I would like to have similiar functionality, however the list of URLs to be downloaded would be specified and grow dynamically, in real time (maybe created by another process).
Of course, there may be another cases, where such "growing-URL-list" would be useful.
The thing seems to be simple: make "tail -f | wget -i -" (or similar wget command) working ...
How to do that ?
what is the reason wget does NOT start downloading after it reads some URLs from stdin, even not ended with EOF ?
The problem is not strictly related to wget, but the way some programs read from standard input and write to standard output: the name is buffering. When the output from some commands is redirected to a file or piped, it is buffered and only when the buffer has reached its size limit the system flushes it, actually doing redirection. If you run the command
Code:
tail -f filelist | wget -i -
the output from tail -f fills the buffer and wget rest in stand-by. Since you're forced to terminate tail -f using Ctrl-C the wget command is terminated as well, and even if the buffer is flushed there is no recipient running anymore.
However you can demonstrate this behaviour using named pipes. For example, open two terminals and create a named pipe, e.g. pipe1. Then in one terminal run the tail -f filelist > pipe1 command, in the other run wget -i pipe1. Apparently nothing happens even if you append new urls to the filelist. The buffer is filling up, but the pipe is still empty.
Now terminate the tail -f command using Ctrl-C. The buffer is flushed, and since the wget command is still connected to the named pipe, it will immediately start to download all the urls. Unfortunately wget has not the ability to flush the output buffer, as other commands do (see for example grep --line-buffered).
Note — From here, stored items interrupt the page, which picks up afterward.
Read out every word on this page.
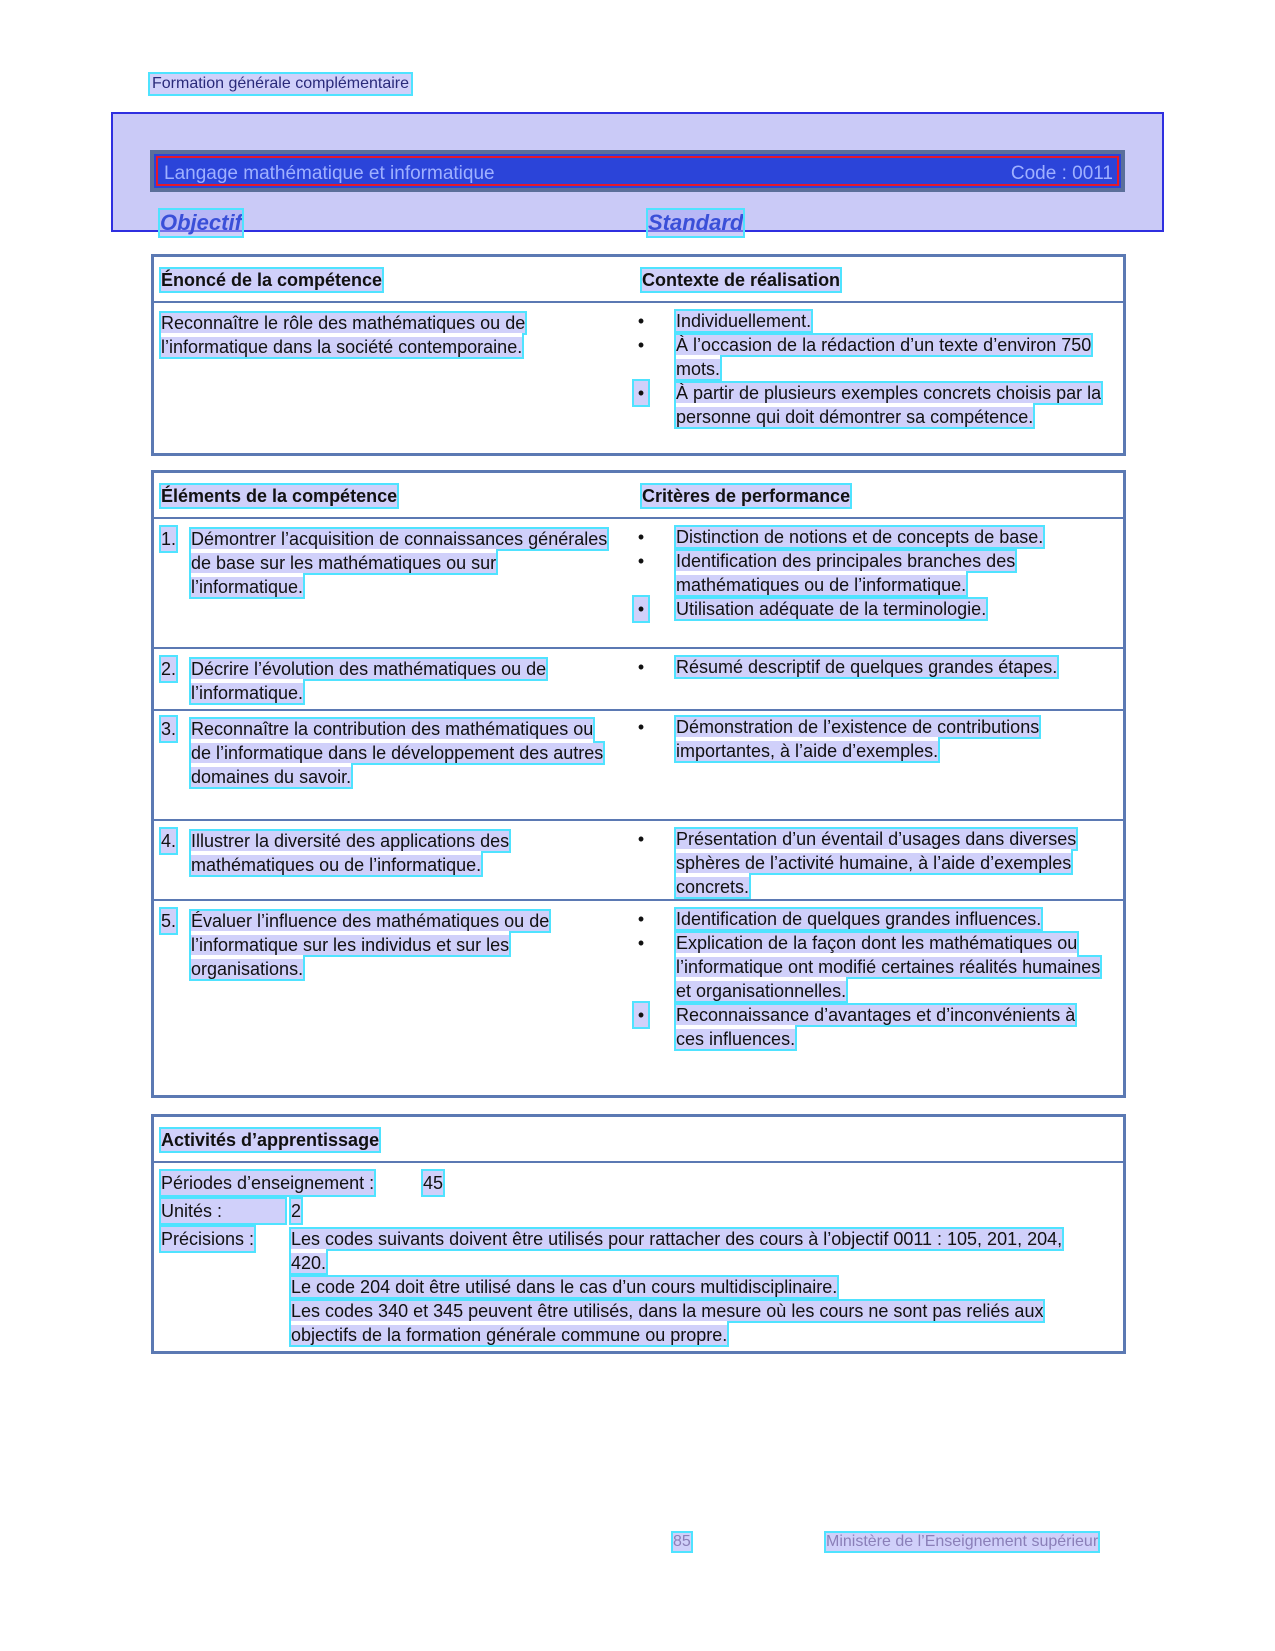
Formation générale complémentaire
Langage mathématique et informatique	Code : 0011
Objectif	Standard
Énoncé de la compétence	Contexte de réalisation
Reconnaître le rôle des mathématiques ou de l’informatique dans la société contemporaine.
• Individuellement.
• À l’occasion de la rédaction d’un texte d’environ 750 mots.
• À partir de plusieurs exemples concrets choisis par la personne qui doit démontrer sa compétence.
Éléments de la compétence	Critères de performance
1. Démontrer l’acquisition de connaissances générales de base sur les mathématiques ou sur l’informatique.
• Distinction de notions et de concepts de base.
• Identification des principales branches des mathématiques ou de l’informatique.
• Utilisation adéquate de la terminologie.
2. Décrire l’évolution des mathématiques ou de l’informatique.
• Résumé descriptif de quelques grandes étapes.
3. Reconnaître la contribution des mathématiques ou de l’informatique dans le développement des autres domaines du savoir.
• Démonstration de l’existence de contributions importantes, à l’aide d’exemples.
4. Illustrer la diversité des applications des mathématiques ou de l’informatique.
• Présentation d’un éventail d’usages dans diverses sphères de l’activité humaine, à l’aide d’exemples concrets.
5. Évaluer l’influence des mathématiques ou de l’informatique sur les individus et sur les organisations.
• Identification de quelques grandes influences.
• Explication de la façon dont les mathématiques ou l’informatique ont modifié certaines réalités humaines et organisationnelles.
• Reconnaissance d’avantages et d’inconvénients à ces influences.
Activités d’apprentissage
Périodes d’enseignement :	45
Unités :	2
Précisions : Les codes suivants doivent être utilisés pour rattacher des cours à l’objectif 0011 : 105, 201, 204, 420.
Le code 204 doit être utilisé dans le cas d’un cours multidisciplinaire.
Les codes 340 et 345 peuvent être utilisés, dans la mesure où les cours ne sont pas reliés aux objectifs de la formation générale commune ou propre.
85	Ministère de l’Enseignement supérieur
OK, I also thought it could be a problem of input buffering, but it seems to me this is not the case, because I filled the input file with 100 kB of URL data and wget still did not started downloading any file... (I checked this with tcpdump).
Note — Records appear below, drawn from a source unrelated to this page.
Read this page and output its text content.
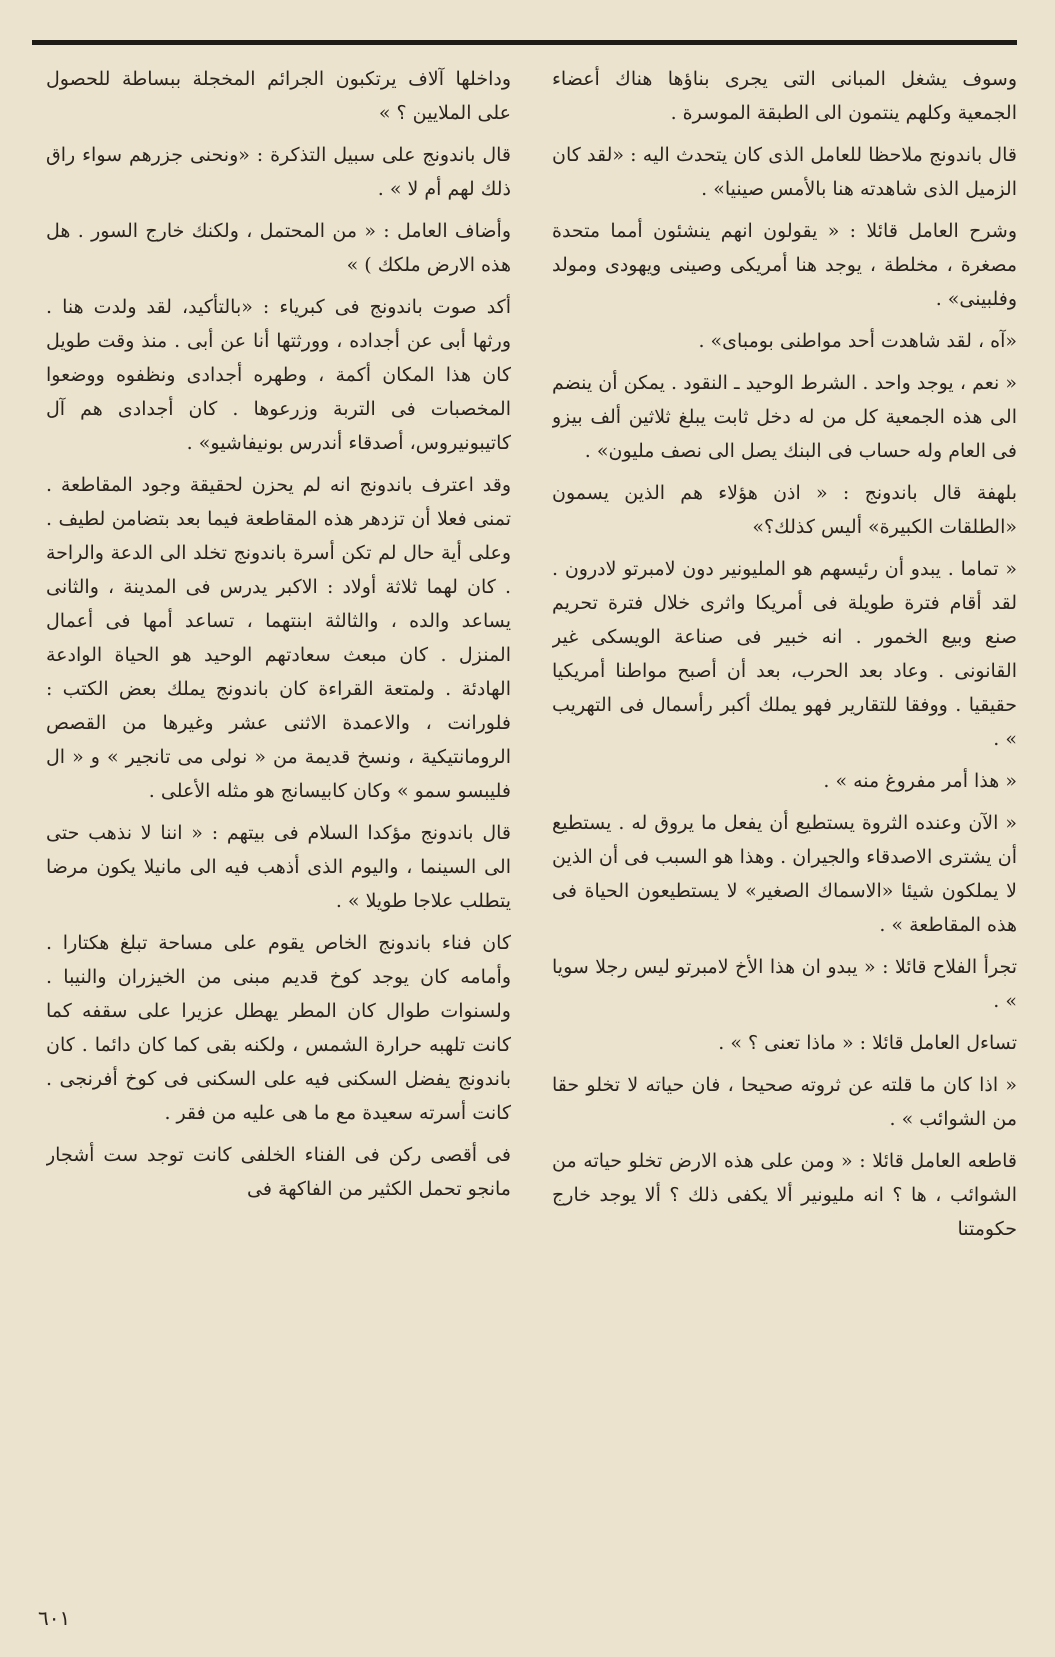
وسوف يشغل المبانى التى يجرى بناؤها هناك أعضاء الجمعية وكلهم ينتمون الى الطبقة الموسرة .

قال باندونج ملاحظا للعامل الذى كان يتحدث اليه : «لقد كان الزميل الذى شاهدته هنا بالأمس صينيا» .

وشرح العامل قائلا : « يقولون انهم ينشئون أمما متحدة مصغرة ، مخلطة ، يوجد هنا أمريكى وصينى ويهودى ومولد وفلبينى» .

«آه ، لقد شاهدت أحد مواطنى بومباى» .

« نعم ، يوجد واحد . الشرط الوحيد ـ النقود . يمكن أن ينضم الى هذه الجمعية كل من له دخل ثابت يبلغ ثلاثين ألف بيزو فى العام وله حساب فى البنك يصل الى نصف مليون» .

بلهفة قال باندونج : « اذن هؤلاء هم الذين يسمون «الطلقات الكبيرة» أليس كذلك؟»

« تماما . يبدو أن رئيسهم هو المليونير دون لامبرتو لادرون . لقد أقام فترة طويلة فى أمريكا واثرى خلال فترة تحريم صنع وبيع الخمور . انه خبير فى صناعة الويسكى غير القانونى . وعاد بعد الحرب، بعد أن أصبح مواطنا أمريكيا حقيقيا . ووفقا للتقارير فهو يملك أكبر رأسمال فى التهريب » .

« هذا أمر مفروغ منه » .

« الآن وعنده الثروة يستطيع أن يفعل ما يروق له . يستطيع أن يشترى الاصدقاء والجيران . وهذا هو السبب فى أن الذين لا يملكون شيئا «الاسماك الصغير» لا يستطيعون الحياة فى هذه المقاطعة » .

تجرأ الفلاح قائلا : « يبدو ان هذا الأخ لامبرتو ليس رجلا سويا » .

تساءل العامل قائلا : « ماذا تعنى ؟ » .

« اذا كان ما قلته عن ثروته صحيحا ، فان حياته لا تخلو حقا من الشوائب » .

قاطعه العامل قائلا : « ومن على هذه الارض تخلو حياته من الشوائب ، ها ؟ انه مليونير ألا يكفى ذلك ؟ ألا يوجد خارج حكومتنا

وداخلها آلاف يرتكبون الجرائم المخجلة ببساطة للحصول على الملايين ؟ »

قال باندونج على سبيل التذكرة : «ونحنى جزرهم سواء راق ذلك لهم أم لا » .

وأضاف العامل : « من المحتمل ، ولكنك خارج السور . هل هذه الارض ملكك ) »

أكد صوت باندونج فى كبرياء : «بالتأكيد، لقد ولدت هنا . ورثها أبى عن أجداده ، وورثتها أنا عن أبى . منذ وقت طويل كان هذا المكان أكمة ، وطهره أجدادى ونظفوه ووضعوا المخصبات فى التربة وزرعوها . كان أجدادى هم آل كاتيبونيروس، أصدقاء أندرس بونيفاشيو» .

وقد اعترف باندونج انه لم يحزن لحقيقة وجود المقاطعة . تمنى فعلا أن تزدهر هذه المقاطعة فيما بعد بتضامن لطيف . وعلى أية حال لم تكن أسرة باندونج تخلد الى الدعة والراحة . كان لهما ثلاثة أولاد : الاكبر يدرس فى المدينة ، والثانى يساعد والده ، والثالثة ابنتهما ، تساعد أمها فى أعمال المنزل . كان مبعث سعادتهم الوحيد هو الحياة الوادعة الهادئة . ولمتعة القراءة كان باندونج يملك بعض الكتب : فلورانت ، والاعمدة الاثنى عشر وغيرها من القصص الرومانتيكية ، ونسخ قديمة من « نولى مى تانجير » و « ال فليبسو سمو » وكان كابيسانج هو مثله الأعلى .

قال باندونج مؤكدا السلام فى بيتهم : « اننا لا نذهب حتى الى السينما ، واليوم الذى أذهب فيه الى مانيلا يكون مرضا يتطلب علاجا طويلا » .

كان فناء باندونج الخاص يقوم على مساحة تبلغ هكتارا . وأمامه كان يوجد كوخ قديم مبنى من الخيزران والنيبا . ولسنوات طوال كان المطر يهطل عزيرا على سقفه كما كانت تلهبه حرارة الشمس ، ولكنه بقى كما كان دائما . كان باندونج يفضل السكنى فيه على السكنى فى كوخ أفرنجى . كانت أسرته سعيدة مع ما هى عليه من فقر .

فى أقصى ركن فى الفناء الخلفى كانت توجد ست أشجار مانجو تحمل الكثير من الفاكهة فى

٦٠١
The exact command for the large file was: "tail -f -c +1 file2.txt | wget -i -"
to start tail-ing from the first line. Please make a test with such command.
Does not work.
Last edited by li-nux-user; 01-25-2009 at 05:02 PM.
Reason: note about tcpdump
OK, I also thought it could be a problem of input buffering, but it seems to me this is not the case, because I filled the input file with 100 kB of URL data and wget still did not started downloading any file...
Correct. I've just checked the system trace of the wget command using the named pipe as described in my previous post. In the filelist I add the url of the wget manual. Here is the output
The wget command hangs up waiting for input. The part in orange comes out every time I add a line to the filelist. Finally if I interrupt the tail -f process and so the output to the named pipe, the close() call comes out and the download process starts (see the part in red). I interpret this as the fact wget keeps the input file descriptor open until it finishes and does not perform any other operation before closing the input. So - buffered or not - to me there is no chance to let wget download urls in real time. They are actually read and you will not lose any of them, but they will downloaded all at the end.
Much thanks for the time you spent and all the explanations!
It looks like I can not use wget to download urls in real time as one process.
I have to use separate wget processes in a loop and maybe use some wget options to achieve my goals. Or - at last - use another tools (like the above perl script).
I could eventually submit a request of an enhancement to wget developers to add special mode for wget, however I don't think I have enough arguments for that. There may be reasons, wget works this way.
Anyway, you suggested an interesting tool - strace, I did not know about it :-)
I could eventually submit a request of an enhancement to wget developers to add special mode for wget, however I don't think I have enough arguments for that. There may be reasons, wget works this way.
I'm not a C/C++ programmer, but I guess it would be enough if they used a fread call instead of read, since fread can read binary stream input.